A retomada da retórica moderada do presidente Bolsonaro no seu pronunciamento de ontem à noite não é uma garantia de que o bom senso permanecerá prevalecendo, mas dá um fôlego para o verdadeiro objetivo, que é o combate ao Covid-19 dentro de nossas possibilidades de país emergente e em grave situação financeira.
Ainda mais que o ministro da Saúde Luiz Henrique Mandetta dá sinais públicos de querer, de sua parte, não melindrar seu chefe, garantindo que é “Jair Messias Bolsonaro quem comanda esse time”. Além dos aspectos emocionais dessa disputa anacrônica, no entanto, há questões de fundo importantes, como o debate sobre o uso de cloroquina.
A prova de que a retórica moderada nem sempre reflete posições sensatas, ao levar para um pronunciamento oficial à Nação a ideia de que a cloroquina pode salvar milhares de vida, o presidente Bolsonaro mais uma vez interfere na condução da politica de saúde pública ditada pelos organismos internacionais, seguida pelo ministério da Saúde.
O importante no momento é não politizar o Covid-19, como disse o diretor-geral da Organização Mundial de Saúde (OMS) Tedrosn Ghebreyesus sobre a ameaça do presidente dos Estados Unidos Donaldo Trump de parar de contribuir financeiramente com a OMS, pois o organismo teria se tornado sinocêntrico, dando mais importância às informações vindas da China.
Trump, em tuíte, insinuou que a OMS, ao desaconselhar fechar o país à China no início da crise, quando ainda não havia sido declarada uma pandemia, teria segundas intenções. Da mesma maneira, a politização do combate ao novo coronavírus permitiu que o próprio Trump, coadjuvado pelo presidente brasileiro, fizesse durante muito tempo propaganda da cloroquina como um remédio milagroso, sendo que Bolsonaro chegou a levar para uma conferência virtual do G-20 caixas do remédio, quando ainda não há comprovação oficial da eficácia do medicamento.
Já há um consenso de que o uso em casos graves nos hospitais é permitido, mesmo sem confirmação científica. Como todos estão usando a cloroquina, fica difícil saber o alcance de sua eficiência, pois pode ser acompanhada de vários outros medicamentos, e em diversas dosagens.
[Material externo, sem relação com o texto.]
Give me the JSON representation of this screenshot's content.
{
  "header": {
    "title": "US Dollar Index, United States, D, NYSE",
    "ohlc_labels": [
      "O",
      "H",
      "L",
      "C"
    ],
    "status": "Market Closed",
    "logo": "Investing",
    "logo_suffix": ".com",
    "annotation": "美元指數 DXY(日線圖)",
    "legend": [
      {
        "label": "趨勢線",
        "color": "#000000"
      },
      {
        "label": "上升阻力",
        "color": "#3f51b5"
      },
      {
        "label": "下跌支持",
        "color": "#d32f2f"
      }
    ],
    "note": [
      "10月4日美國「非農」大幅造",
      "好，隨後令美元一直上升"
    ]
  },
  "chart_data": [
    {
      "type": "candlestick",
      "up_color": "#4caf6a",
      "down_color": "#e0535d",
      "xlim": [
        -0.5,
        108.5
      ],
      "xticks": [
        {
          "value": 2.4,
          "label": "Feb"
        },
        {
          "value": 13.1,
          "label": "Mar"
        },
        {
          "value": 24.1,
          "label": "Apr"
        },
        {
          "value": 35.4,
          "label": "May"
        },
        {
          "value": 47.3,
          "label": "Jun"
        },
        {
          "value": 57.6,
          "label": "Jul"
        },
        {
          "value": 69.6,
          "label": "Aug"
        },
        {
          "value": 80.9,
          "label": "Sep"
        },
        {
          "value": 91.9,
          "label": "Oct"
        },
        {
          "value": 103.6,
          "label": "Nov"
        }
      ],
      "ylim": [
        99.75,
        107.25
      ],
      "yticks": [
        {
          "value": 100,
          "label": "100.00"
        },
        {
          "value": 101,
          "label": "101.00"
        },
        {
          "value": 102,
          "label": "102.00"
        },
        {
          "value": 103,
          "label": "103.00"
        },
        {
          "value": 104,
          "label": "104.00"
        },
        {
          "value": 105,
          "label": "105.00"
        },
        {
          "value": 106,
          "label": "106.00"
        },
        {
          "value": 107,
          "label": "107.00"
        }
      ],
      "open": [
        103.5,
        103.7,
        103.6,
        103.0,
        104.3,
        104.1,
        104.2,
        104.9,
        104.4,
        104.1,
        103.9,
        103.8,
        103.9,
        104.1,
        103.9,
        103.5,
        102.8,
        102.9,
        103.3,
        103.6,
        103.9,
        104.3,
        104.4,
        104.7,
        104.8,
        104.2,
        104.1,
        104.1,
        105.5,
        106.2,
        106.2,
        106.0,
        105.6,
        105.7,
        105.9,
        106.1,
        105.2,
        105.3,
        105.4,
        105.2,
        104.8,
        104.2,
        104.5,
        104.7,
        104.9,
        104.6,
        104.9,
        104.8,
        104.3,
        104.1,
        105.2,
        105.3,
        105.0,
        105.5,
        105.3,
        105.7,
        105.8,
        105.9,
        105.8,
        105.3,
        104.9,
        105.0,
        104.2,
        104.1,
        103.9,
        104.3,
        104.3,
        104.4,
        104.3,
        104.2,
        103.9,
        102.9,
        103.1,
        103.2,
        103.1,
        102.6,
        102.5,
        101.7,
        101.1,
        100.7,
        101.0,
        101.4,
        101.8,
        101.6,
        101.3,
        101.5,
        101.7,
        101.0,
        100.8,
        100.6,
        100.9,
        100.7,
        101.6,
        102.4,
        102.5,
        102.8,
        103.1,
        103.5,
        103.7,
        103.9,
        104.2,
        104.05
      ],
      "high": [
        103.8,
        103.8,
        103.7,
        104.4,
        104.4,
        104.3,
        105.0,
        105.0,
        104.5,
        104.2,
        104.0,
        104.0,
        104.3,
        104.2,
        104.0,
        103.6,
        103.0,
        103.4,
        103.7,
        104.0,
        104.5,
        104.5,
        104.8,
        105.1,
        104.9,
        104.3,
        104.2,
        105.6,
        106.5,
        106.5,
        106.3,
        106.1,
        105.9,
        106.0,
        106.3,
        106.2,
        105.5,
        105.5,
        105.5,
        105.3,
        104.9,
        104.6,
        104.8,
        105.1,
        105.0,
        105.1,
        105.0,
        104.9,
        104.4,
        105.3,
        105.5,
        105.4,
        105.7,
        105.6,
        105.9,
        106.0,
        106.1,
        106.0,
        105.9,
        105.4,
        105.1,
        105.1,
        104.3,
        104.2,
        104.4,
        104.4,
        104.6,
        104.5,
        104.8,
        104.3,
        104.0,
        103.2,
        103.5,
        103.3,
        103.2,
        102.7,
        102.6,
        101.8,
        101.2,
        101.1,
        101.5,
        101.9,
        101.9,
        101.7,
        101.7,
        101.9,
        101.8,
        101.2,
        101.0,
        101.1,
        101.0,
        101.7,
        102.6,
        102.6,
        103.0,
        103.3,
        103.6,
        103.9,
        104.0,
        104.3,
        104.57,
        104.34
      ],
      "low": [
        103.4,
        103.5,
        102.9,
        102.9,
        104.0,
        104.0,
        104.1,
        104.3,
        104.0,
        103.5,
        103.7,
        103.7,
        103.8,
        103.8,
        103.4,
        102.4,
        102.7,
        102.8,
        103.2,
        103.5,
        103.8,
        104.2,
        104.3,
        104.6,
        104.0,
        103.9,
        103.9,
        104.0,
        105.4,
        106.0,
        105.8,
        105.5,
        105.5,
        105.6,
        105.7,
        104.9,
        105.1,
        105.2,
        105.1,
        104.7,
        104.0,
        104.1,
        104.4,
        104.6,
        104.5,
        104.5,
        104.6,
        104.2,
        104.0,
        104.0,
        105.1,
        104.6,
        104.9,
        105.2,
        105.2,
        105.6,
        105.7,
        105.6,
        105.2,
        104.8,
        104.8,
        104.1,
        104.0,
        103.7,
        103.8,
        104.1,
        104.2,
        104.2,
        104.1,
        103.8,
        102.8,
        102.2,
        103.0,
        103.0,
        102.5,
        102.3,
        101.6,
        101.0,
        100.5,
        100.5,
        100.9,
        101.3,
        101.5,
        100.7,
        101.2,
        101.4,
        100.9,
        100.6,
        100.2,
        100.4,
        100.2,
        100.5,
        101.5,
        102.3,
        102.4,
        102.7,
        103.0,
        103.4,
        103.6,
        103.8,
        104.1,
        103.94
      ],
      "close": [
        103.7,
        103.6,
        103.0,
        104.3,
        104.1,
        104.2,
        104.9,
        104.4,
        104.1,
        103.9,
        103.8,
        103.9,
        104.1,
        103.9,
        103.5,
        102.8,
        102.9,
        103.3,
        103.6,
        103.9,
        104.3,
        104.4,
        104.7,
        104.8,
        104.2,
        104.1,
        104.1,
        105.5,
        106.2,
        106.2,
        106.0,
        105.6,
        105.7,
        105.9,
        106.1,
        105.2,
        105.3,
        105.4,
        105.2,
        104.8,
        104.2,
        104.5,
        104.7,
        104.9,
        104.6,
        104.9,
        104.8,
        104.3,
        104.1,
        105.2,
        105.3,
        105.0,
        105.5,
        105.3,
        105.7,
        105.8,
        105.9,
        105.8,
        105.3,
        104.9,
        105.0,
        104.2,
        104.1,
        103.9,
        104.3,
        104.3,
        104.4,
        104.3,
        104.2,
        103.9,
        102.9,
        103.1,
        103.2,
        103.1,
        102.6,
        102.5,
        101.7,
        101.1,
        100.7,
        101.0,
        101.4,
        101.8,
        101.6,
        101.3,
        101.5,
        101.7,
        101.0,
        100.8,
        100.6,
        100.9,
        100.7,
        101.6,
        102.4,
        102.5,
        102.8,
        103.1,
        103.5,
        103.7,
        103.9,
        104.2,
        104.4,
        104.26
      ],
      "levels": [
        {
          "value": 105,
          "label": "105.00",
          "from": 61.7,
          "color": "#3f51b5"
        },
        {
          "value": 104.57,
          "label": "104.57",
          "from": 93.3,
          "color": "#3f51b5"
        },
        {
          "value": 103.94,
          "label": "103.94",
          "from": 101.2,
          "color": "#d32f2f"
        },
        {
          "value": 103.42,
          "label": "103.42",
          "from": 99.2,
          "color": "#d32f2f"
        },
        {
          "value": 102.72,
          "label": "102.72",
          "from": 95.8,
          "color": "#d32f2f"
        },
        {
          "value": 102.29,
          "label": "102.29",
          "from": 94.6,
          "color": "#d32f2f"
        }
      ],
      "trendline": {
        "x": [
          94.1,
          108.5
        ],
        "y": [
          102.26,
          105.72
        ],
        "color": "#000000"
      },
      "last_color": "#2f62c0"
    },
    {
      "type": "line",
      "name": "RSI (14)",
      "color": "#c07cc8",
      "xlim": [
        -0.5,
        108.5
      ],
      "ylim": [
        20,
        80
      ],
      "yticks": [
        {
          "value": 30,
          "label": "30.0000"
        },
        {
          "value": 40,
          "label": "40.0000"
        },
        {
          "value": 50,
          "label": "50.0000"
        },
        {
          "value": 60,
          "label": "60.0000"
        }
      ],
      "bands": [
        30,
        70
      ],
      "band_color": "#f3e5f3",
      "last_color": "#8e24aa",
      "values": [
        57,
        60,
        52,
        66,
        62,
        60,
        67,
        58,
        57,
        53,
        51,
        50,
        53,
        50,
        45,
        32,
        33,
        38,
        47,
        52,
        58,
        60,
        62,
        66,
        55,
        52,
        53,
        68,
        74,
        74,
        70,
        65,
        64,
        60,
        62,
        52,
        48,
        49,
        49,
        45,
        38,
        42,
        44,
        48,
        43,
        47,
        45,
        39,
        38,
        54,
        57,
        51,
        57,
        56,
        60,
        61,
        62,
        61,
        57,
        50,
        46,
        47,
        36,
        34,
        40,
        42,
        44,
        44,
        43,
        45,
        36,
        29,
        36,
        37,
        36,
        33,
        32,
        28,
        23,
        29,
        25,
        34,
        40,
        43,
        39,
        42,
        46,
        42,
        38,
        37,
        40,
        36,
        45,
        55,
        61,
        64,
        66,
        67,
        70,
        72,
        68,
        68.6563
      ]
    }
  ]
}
O importante é que não é possível ainda anunciar a cloroquina como o caminho para a cura, e torna-se irresponsável essa tentativa de levar à opinião pública uma solução que não existe, como Bolsonaro fez ontem em seu pronunciamento.
O desafio feito aos médicos David Uip e Roberto Kalil Filho pelo próprio presidente através do WhatsApp é exemplar do que não deve ser feito, uma disputa política com o governador de São Paulo João Doria que não leva a lugar nenhum. David Uip, coordenador da equipe de combate ao coronavírus em São Paulo, recusou-se a confirmar se foi usada a cloroquina em seu tratamento, enquanto Kalil Filho admitiu.
Este último, inadvertida ou propositalmente, ao cair na armadilha de Bolsonaro, foi usado pelo presidente em seu pronunciamento como avalista do uso da cloroquina em todos os estágios da doença. A politização dessa situação inusitada, que a ninguém dá, até o momento, o direito de ter certezas absolutas, só faz agravar o quadro geral.
Parece não haver clareza para o presidente do que nos espera pela frente, se compararmos nosso quadro atual com o dos países que já passaram, aparentemente, pelo pico da crise. Ainda estamos em meio à subida dos gráficos, e já temos cidades como Manaus, em região afastada dos grandes centros do sudeste mais afetados até o momento, com seu esquema de saúde colapsado pela amplitude da crise.
Bolsonaro, ao falar na televisão, que a cloroquina pode salvar milhares de vidas, está jogando um lance perigoso. Vendendo ilusões, pretende aparecer como o salvador da pátria. E pobre do país que precisa de salvadores da pátria, parafraseando Brecht. Favorável ao uso do medicamento nos momentos iniciais da doença, como alguns, de maneira minoritária, defendem, Bolsonaro atropelou a política oficial e deu falsas esperanças a milhares de brasileiros que ainda o levam a sério.